Verdi, Giuseppe

Rigoletto

Saimir Pirgu, George Petean, Aleksandra Kurzak, Andrea Mastroni, Judith Schmid, Julia Riley, Chor der Oper Zürich, Philharmonia Zürich, Ltg. Fabio Luisi

Rubrik: DVDs
Verlag/Label: Philharmonia Rec PHR 0203
erschienen in: das Orchester 06/2015 , Seite 84

Das Coverfoto dieser DVD ist symptomatisch für die vorliegende Rigoletto-Produktion: Aleksandra Kurzak (Gilda) blickt intensiv in Großaufnahme den Betrachter an. Tatsächlich sind die Intensität der Personenführung und die überragende Qualität der Darsteller das Hauptmerkmal dieser Inszenierung, einer Züricher Produktion zum Verdi-Jahr 2013, live aufgenommen im Juni 2014.

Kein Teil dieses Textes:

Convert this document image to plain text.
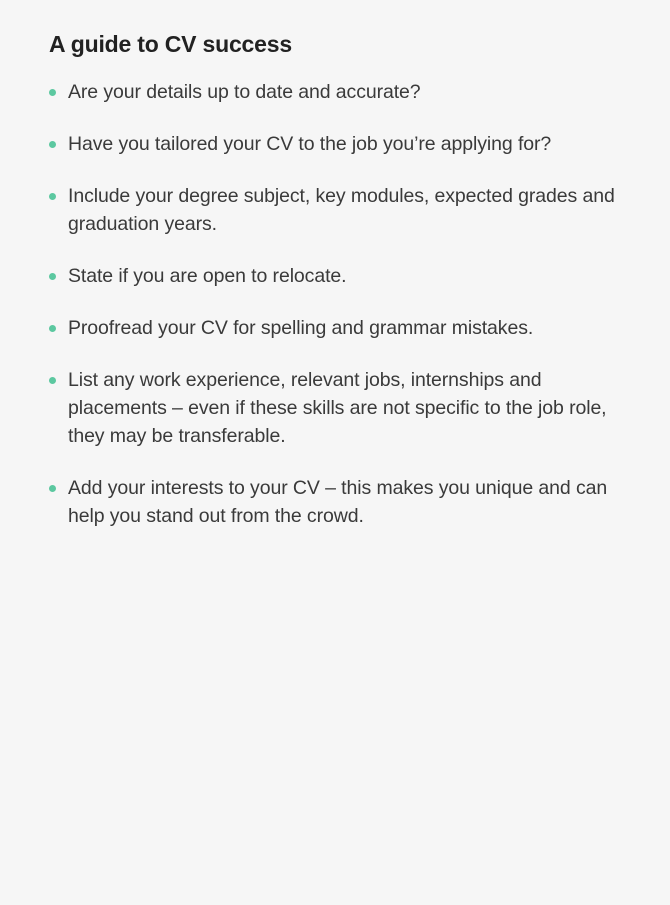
A guide to CV success
Are your details up to date and accurate?
Have you tailored your CV to the job you’re applying for?
Include your degree subject, key modules, expected grades and graduation years.
State if you are open to relocate.
Proofread your CV for spelling and grammar mistakes.
List any work experience, relevant jobs, internships and placements – even if these skills are not specific to the job role, they may be transferable.
Add your interests to your CV – this makes you unique and can help you stand out from the crowd.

Regisseurin Tatjana Gürbaca stellt Verdis meisterlichen Reißer in einen von Grau, Schwarz und Weiß dominierten Raum (Bühne und Licht: Klaus Grünberg), der als einziges Bühnenrequisit einen langen Tisch und ein paar Stühle besitzt. Die Protagonisten tragen Alltagskleidung der Gegenwart, ebenfalls in gedeckten Farben (Kostüme: Silke Willrett). Was sich in der Beschreibung als spartanisch oder trist liest, gewinnt durch ausgeklügelte Farbeffekte (einzelne Kostüme, Licht) an Spannung.

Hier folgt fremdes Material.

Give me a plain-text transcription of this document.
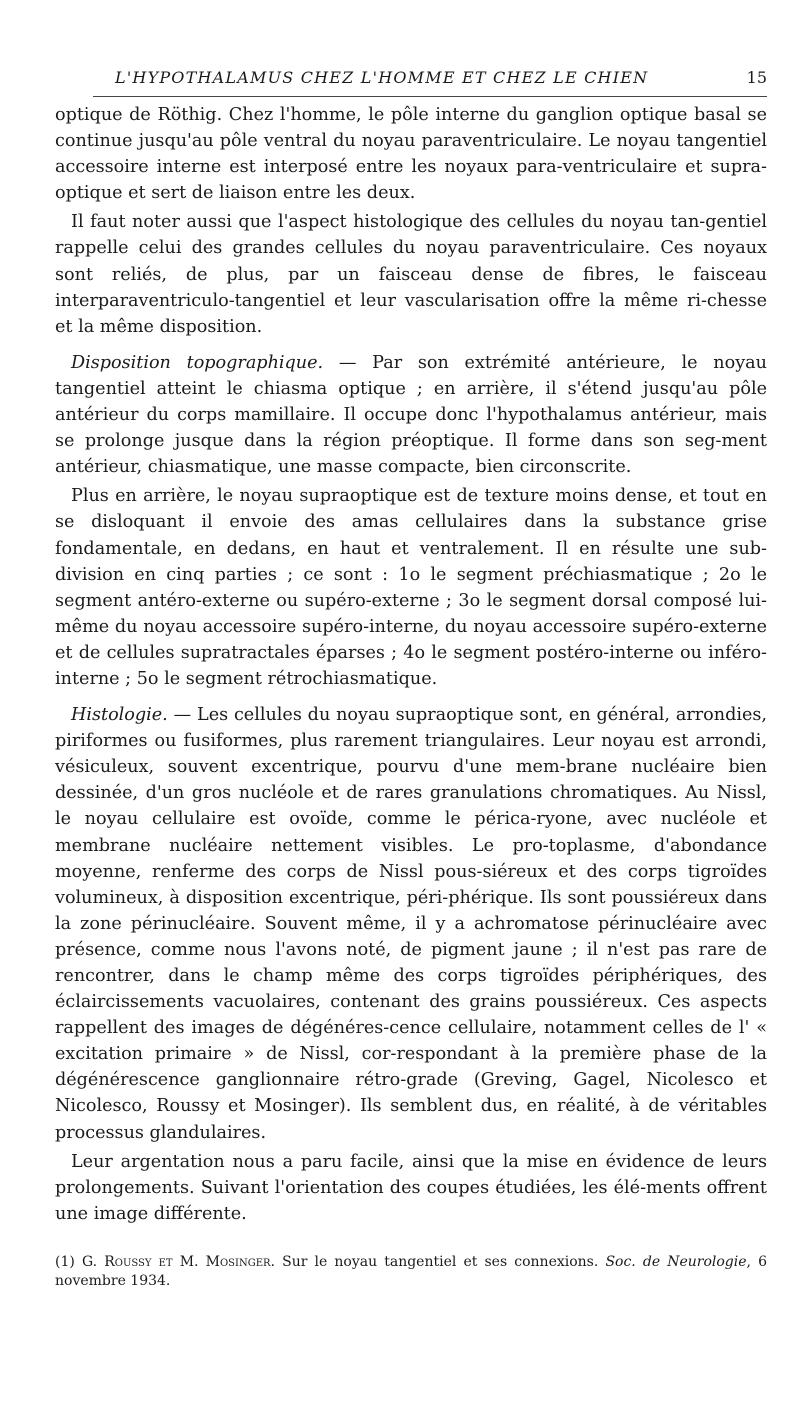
L'HYPOTHALAMUS CHEZ L'HOMME ET CHEZ LE CHIEN	15

optique de Röthig. Chez l'homme, le pôle interne du ganglion optique basal se continue jusqu'au pôle ventral du noyau paraventriculaire. Le noyau tangentiel accessoire interne est interposé entre les noyaux para-ventriculaire et supra-optique et sert de liaison entre les deux.

Il faut noter aussi que l'aspect histologique des cellules du noyau tan-gentiel rappelle celui des grandes cellules du noyau paraventriculaire. Ces noyaux sont reliés, de plus, par un faisceau dense de fibres, le faisceau interparaventriculo-tangentiel et leur vascularisation offre la même ri-chesse et la même disposition.

Disposition topographique. — Par son extrémité antérieure, le noyau tangentiel atteint le chiasma optique ; en arrière, il s'étend jusqu'au pôle antérieur du corps mamillaire. Il occupe donc l'hypothalamus antérieur, mais se prolonge jusque dans la région préoptique. Il forme dans son seg-ment antérieur, chiasmatique, une masse compacte, bien circonscrite.

Plus en arrière, le noyau supraoptique est de texture moins dense, et tout en se disloquant il envoie des amas cellulaires dans la substance grise fondamentale, en dedans, en haut et ventralement. Il en résulte une sub-division en cinq parties ; ce sont : 1o le segment préchiasmatique ; 2o le segment antéro-externe ou supéro-externe ; 3o le segment dorsal composé lui-même du noyau accessoire supéro-interne, du noyau accessoire supéro-externe et de cellules supratractales éparses ; 4o le segment postéro-interne ou inféro-interne ; 5o le segment rétrochiasmatique.

Histologie. — Les cellules du noyau supraoptique sont, en général, arrondies, piriformes ou fusiformes, plus rarement triangulaires. Leur noyau est arrondi, vésiculeux, souvent excentrique, pourvu d'une mem-brane nucléaire bien dessinée, d'un gros nucléole et de rares granulations chromatiques. Au Nissl, le noyau cellulaire est ovoïde, comme le périca-ryone, avec nucléole et membrane nucléaire nettement visibles. Le pro-toplasme, d'abondance moyenne, renferme des corps de Nissl pous-siéreux et des corps tigroïdes volumineux, à disposition excentrique, péri-phérique. Ils sont poussiéreux dans la zone périnucléaire. Souvent même, il y a achromatose périnucléaire avec présence, comme nous l'avons noté, de pigment jaune ; il n'est pas rare de rencontrer, dans le champ même des corps tigroïdes périphériques, des éclaircissements vacuolaires, contenant des grains poussiéreux. Ces aspects rappellent des images de dégénéres-cence cellulaire, notamment celles de l' « excitation primaire » de Nissl, cor-respondant à la première phase de la dégénérescence ganglionnaire rétro-grade (Greving, Gagel, Nicolesco et Nicolesco, Roussy et Mosinger). Ils semblent dus, en réalité, à de véritables processus glandulaires.

Leur argentation nous a paru facile, ainsi que la mise en évidence de leurs prolongements. Suivant l'orientation des coupes étudiées, les élé-ments offrent une image différente.

(1) G. Roussy et M. Mosinger. Sur le noyau tangentiel et ses connexions. Soc. de Neurologie, 6 novembre 1934.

In dieser bewusst kargen Bühnenathmosphäre, die sich während der Vorstellung nicht verändert, wird alle Konzentration des Betrachters auf die spannende, bis in kleinste Bewegungen hinein detaillierte und genaue Personenführung gelenkt. Gürbaca erzählt keine neue Geschichte, sie abstrahiert vielmehr das Wesentliche aus dem allbekannten Rigoletto-Stoff. Trotz der Gegenwartskleidung der Sänger hat man nie den Eindruck, eine konkrete zeitliche Fixierung liege vor; eine räumliche ist ohnehin nicht gegeben: Diese Geschichte kann jederzeit und überall passieren. Unvergesslich bleibt das Schlussbild, wenn die blutrot verschmierte sterbende Gilda ihrer genauso blutverschmierten Mutter begegnet.
Besonders hervorgehoben werden muss die Inszenierung des ausgezeichneten Chors: Jeder einzelne Sänger agiert individuell und durchdacht; der Chor ist keine uniforme Menge, sondern besteht aus Individuen. Spannend!

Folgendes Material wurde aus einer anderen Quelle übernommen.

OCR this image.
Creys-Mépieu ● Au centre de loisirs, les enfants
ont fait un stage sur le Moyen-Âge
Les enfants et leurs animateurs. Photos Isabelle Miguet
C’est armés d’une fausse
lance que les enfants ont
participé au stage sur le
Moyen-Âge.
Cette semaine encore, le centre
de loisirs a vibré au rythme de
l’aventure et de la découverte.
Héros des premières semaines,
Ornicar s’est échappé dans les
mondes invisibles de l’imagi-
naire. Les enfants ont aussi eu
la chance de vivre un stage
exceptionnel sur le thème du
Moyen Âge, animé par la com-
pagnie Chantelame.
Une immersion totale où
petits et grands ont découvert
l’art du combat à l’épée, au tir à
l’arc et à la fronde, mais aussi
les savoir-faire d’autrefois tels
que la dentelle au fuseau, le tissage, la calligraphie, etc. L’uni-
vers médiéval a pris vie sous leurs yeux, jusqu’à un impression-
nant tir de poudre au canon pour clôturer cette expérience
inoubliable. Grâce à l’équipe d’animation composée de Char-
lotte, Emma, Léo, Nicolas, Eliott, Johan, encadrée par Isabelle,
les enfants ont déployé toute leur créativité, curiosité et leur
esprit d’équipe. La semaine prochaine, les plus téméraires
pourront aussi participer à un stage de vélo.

Die Darstellerleistungen der Protagonisten sind bereits erwähnt worden, aber auch sängerisch bewegt sich das Ensemble auf höchstem Niveau. Es wäre unfair, einzelne Leistungen herauszustellen, erwähnt sein soll dennoch der weiche, leichte, helle und dennoch strahlende Tenor von Saimir Pirgu (Herzog) und die berührende, zurecht umjubelte Gilda von Alek-
sandra Kurzak.
Fabio Luisi dirigiert einen leichten, durchsichtigen, schlanken und trockenen Verdi, der großes Pathos meidet. Nie werden die Sänger vom Orchester zugedeckt, sodass äußerst differenziertes Singen ermöglicht wird. Musikalisch ergibt sich dadurch ein stimmiges Bild, das einen Weg aufweist, wie leichtgewichtig und agil Verdi heute musiziert werden kann.
Die DVD, die zwei Stunden mitreißendes Musiktheater bietet und zu mehrfachem Sehen auffordert, ist mit Untertiteln in Deutsch, Englisch und Französisch sowie als Bonus mit einem Interview des Züricher Dramaturgen Claus Spahn mit Regisseurin und Dirigent versehen.